Taysha Gene Therapies, Inc. (NASDAQ: TSHA) witnessed a significant surge of 19.70% in its stock value on the US market, closing at $3.16, following the announcement of a clinical trial update. The update pertains to the progress of the TSHA-102 program aimed at treating Rett syndrome. The Independent Data Monitoring Committee (IDMC) greenlit Taysha’s request to escalate doses in the REVEAL Phase 1/2 trials, both for adolescents and adults and for pediatric patients.
In the REVEAL Phase 1/2 trials, TSHA-102, administered via lumbar intrathecal injection, is being evaluated for safety and efficacy in females aged 12 and above with Rett syndrome caused by MECP2 loss-of-function mutation.
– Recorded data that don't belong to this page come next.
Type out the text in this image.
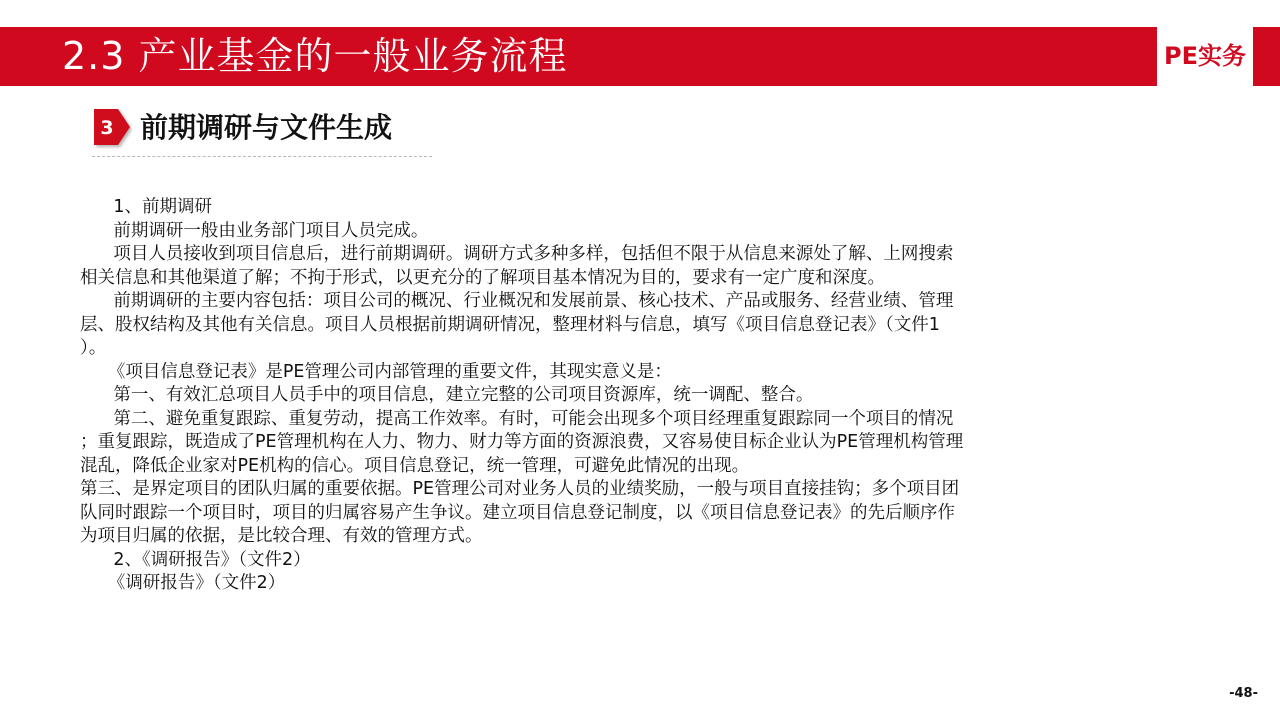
2.3 产业基金的一般业务流程	PE实务
3 前期调研与文件生成
1、前期调研
前期调研一般由业务部门项目人员完成。
项目人员接收到项目信息后，进行前期调研。调研方式多种多样，包括但不限于从信息来源处了解、上网搜索
相关信息和其他渠道了解；不拘于形式，以更充分的了解项目基本情况为目的，要求有一定广度和深度。
前期调研的主要内容包括：项目公司的概况、行业概况和发展前景、核心技术、产品或服务、经营业绩、管理
层、股权结构及其他有关信息。项目人员根据前期调研情况，整理材料与信息，填写《项目信息登记表》（文件1
）。
《项目信息登记表》是PE管理公司内部管理的重要文件，其现实意义是：
第一、有效汇总项目人员手中的项目信息，建立完整的公司项目资源库，统一调配、整合。
第二、避免重复跟踪、重复劳动，提高工作效率。有时，可能会出现多个项目经理重复跟踪同一个项目的情况
；重复跟踪，既造成了PE管理机构在人力、物力、财力等方面的资源浪费，又容易使目标企业认为PE管理机构管理
混乱，降低企业家对PE机构的信心。项目信息登记，统一管理，可避免此情况的出现。
第三、是界定项目的团队归属的重要依据。PE管理公司对业务人员的业绩奖励，一般与项目直接挂钩；多个项目团
队同时跟踪一个项目时，项目的归属容易产生争议。建立项目信息登记制度，以《项目信息登记表》的先后顺序作
为项目归属的依据，是比较合理、有效的管理方式。
2、《调研报告》（文件2）
《调研报告》（文件2）
-48-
The recent approval from the IDMC allows Taysha to proceed with dose escalation earlier than anticipated, hastening the process of gathering crucial data for clinical development and regulatory planning.
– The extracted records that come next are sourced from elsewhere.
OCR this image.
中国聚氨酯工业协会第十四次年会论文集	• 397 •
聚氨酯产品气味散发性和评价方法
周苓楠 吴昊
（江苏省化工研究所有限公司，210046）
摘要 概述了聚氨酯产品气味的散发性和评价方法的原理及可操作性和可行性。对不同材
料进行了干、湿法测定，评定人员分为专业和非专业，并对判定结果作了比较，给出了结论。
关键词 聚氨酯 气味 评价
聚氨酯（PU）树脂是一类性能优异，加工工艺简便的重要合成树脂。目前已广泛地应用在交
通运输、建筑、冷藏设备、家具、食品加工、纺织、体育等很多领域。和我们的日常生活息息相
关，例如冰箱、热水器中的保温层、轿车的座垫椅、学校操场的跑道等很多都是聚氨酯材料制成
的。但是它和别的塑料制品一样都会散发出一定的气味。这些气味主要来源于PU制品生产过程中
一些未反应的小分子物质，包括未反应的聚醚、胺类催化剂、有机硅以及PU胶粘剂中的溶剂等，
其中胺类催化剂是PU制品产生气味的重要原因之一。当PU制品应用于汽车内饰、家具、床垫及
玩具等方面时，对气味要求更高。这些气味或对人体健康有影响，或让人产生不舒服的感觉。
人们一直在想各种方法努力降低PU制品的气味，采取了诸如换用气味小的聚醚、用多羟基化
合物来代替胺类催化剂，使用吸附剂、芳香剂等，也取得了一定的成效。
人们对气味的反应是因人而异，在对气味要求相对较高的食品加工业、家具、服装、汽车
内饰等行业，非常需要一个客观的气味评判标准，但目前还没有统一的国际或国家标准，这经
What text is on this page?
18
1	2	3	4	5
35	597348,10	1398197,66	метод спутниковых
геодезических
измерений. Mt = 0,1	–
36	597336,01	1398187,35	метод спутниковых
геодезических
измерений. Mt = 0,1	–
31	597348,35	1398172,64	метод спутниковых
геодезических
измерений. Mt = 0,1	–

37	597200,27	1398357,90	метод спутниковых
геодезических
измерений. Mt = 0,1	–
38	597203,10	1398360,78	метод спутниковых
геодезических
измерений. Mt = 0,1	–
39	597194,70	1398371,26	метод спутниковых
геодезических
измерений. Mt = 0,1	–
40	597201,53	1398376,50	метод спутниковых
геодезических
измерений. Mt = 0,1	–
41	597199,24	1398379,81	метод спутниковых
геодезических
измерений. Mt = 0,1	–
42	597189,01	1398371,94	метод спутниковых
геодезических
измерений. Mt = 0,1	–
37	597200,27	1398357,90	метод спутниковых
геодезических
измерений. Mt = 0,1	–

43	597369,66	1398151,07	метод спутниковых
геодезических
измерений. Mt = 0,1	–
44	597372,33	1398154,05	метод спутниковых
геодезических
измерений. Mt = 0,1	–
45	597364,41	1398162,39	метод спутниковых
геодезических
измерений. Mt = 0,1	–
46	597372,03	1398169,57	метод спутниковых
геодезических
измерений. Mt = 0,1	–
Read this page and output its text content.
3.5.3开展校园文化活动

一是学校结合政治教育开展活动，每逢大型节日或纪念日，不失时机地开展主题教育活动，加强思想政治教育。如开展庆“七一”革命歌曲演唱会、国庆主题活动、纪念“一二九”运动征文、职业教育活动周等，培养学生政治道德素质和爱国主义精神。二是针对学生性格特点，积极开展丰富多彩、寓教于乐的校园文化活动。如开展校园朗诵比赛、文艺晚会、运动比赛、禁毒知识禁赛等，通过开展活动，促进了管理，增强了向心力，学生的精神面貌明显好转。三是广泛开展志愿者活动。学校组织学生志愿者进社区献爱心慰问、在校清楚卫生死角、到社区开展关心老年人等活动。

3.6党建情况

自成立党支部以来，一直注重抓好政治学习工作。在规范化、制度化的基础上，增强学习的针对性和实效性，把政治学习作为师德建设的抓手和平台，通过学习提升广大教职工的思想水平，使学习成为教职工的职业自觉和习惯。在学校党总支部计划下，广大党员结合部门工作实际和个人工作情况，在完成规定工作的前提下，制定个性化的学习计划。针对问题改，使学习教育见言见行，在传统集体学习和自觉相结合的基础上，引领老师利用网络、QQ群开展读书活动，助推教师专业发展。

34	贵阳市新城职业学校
Moreover, the expansion of the trial from Canada into the United States further broadens the demographic range of patients being studied, aligning with the company’s objective of assessing TSHA-102’s effectiveness across various ages and disease stages in Rett syndrome patients.
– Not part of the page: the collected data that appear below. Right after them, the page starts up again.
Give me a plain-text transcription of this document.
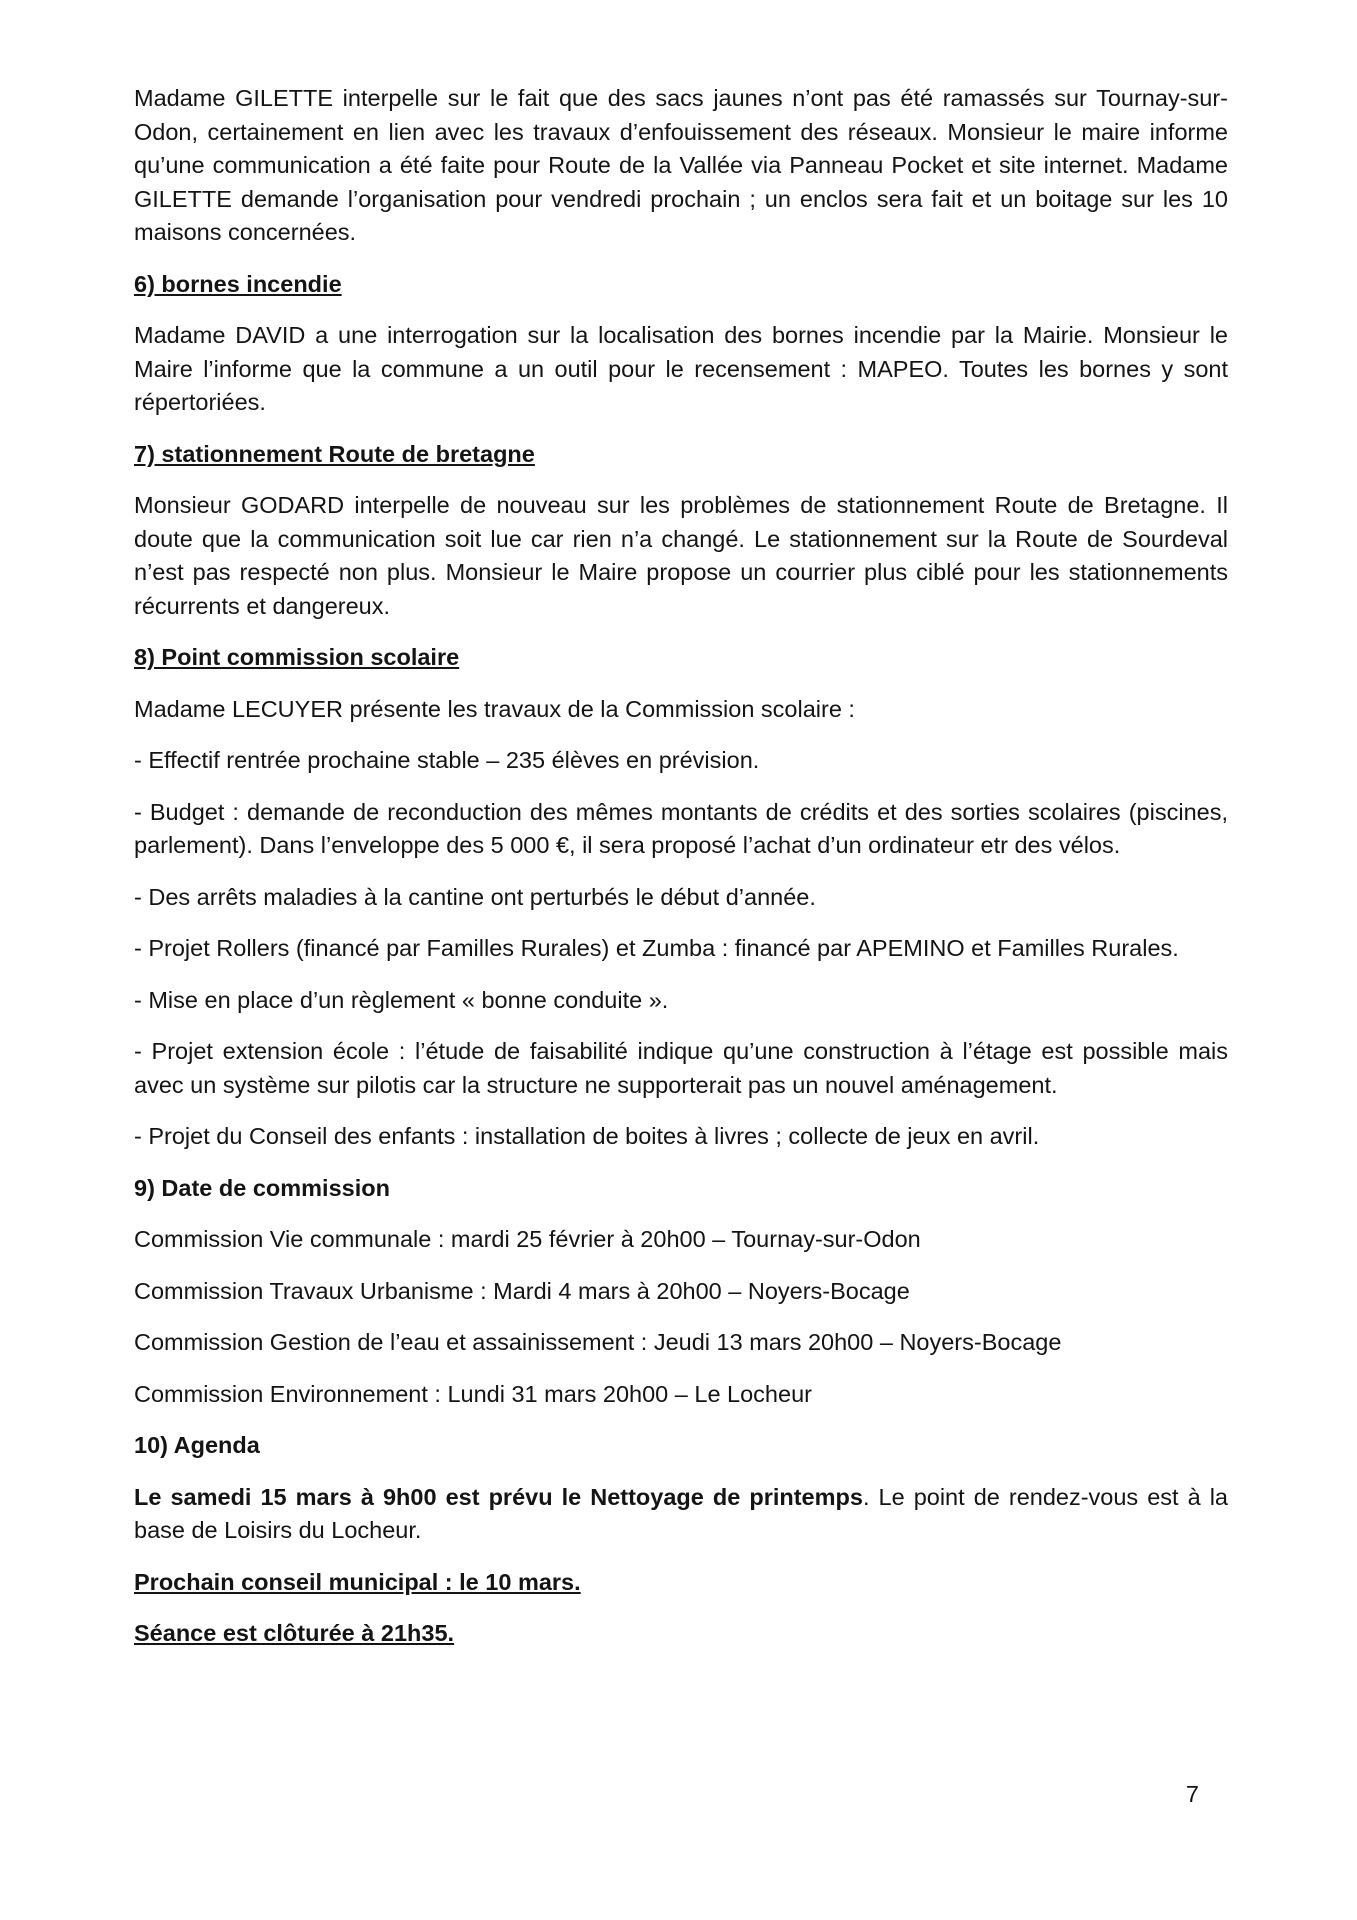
Madame GILETTE interpelle sur le fait que des sacs jaunes n’ont pas été ramassés sur Tournay-sur-Odon, certainement en lien avec les travaux d’enfouissement des réseaux. Monsieur le maire informe qu’une communication a été faite pour Route de la Vallée via Panneau Pocket et site internet. Madame GILETTE demande l’organisation pour vendredi prochain ; un enclos sera fait et un boitage sur les 10 maisons concernées.

6) bornes incendie

Madame DAVID a une interrogation sur la localisation des bornes incendie par la Mairie. Monsieur le Maire l’informe que la commune a un outil pour le recensement : MAPEO. Toutes les bornes y sont répertoriées.

7) stationnement Route de bretagne

Monsieur GODARD interpelle de nouveau sur les problèmes de stationnement Route de Bretagne. Il doute que la communication soit lue car rien n’a changé. Le stationnement sur la Route de Sourdeval n’est pas respecté non plus. Monsieur le Maire propose un courrier plus ciblé pour les stationnements récurrents et dangereux.

8) Point commission scolaire

Madame LECUYER présente les travaux de la Commission scolaire :

- Effectif rentrée prochaine stable – 235 élèves en prévision.

- Budget : demande de reconduction des mêmes montants de crédits et des sorties scolaires (piscines, parlement). Dans l’enveloppe des 5 000 €, il sera proposé l’achat d’un ordinateur etr des vélos.

- Des arrêts maladies à la cantine ont perturbés le début d’année.

- Projet Rollers (financé par Familles Rurales) et Zumba : financé par APEMINO et Familles Rurales.

- Mise en place d’un règlement « bonne conduite ».

- Projet extension école : l’étude de faisabilité indique qu’une construction à l’étage est possible mais avec un système sur pilotis car la structure ne supporterait pas un nouvel aménagement.

- Projet du Conseil des enfants : installation de boites à livres ; collecte de jeux en avril.

9) Date de commission

Commission Vie communale : mardi 25 février à 20h00 – Tournay-sur-Odon

Commission Travaux Urbanisme : Mardi 4 mars à 20h00 – Noyers-Bocage

Commission Gestion de l’eau et assainissement : Jeudi 13 mars 20h00 – Noyers-Bocage

Commission Environnement : Lundi 31 mars 20h00 – Le Locheur

10) Agenda

Le samedi 15 mars à 9h00 est prévu le Nettoyage de printemps. Le point de rendez-vous est à la base de Loisirs du Locheur.

Prochain conseil municipal : le 10 mars.

Séance est clôturée à 21h35.

7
Taysha expressed optimism regarding the safety and efficacy data observed thus far with TSHA-102. They emphasized the significance of being able to dose the second patient in the pediatric trial and moving towards the high dose cohort in the adolescent and adult trial. This acceleration in the trial process is expected to expedite the formulation of the clinical development strategy.
The first-in-human, open-label, randomized, dose-escalation, and dose-expansion strategy is used in the REVEAL studies. After Part A has determined the maximum administered dosage (MAD) or maximum tolerated dose (MTD), Part B will include giving this dose for additional assessment.
The latest events highlight Taysha’s dedication to meeting the unmet needs of Rett syndrome patients and their families. Taysha hopes to provide hope to a greater range of individuals suffering from this crippling illness by advancing the clinical studies and broadening their scope.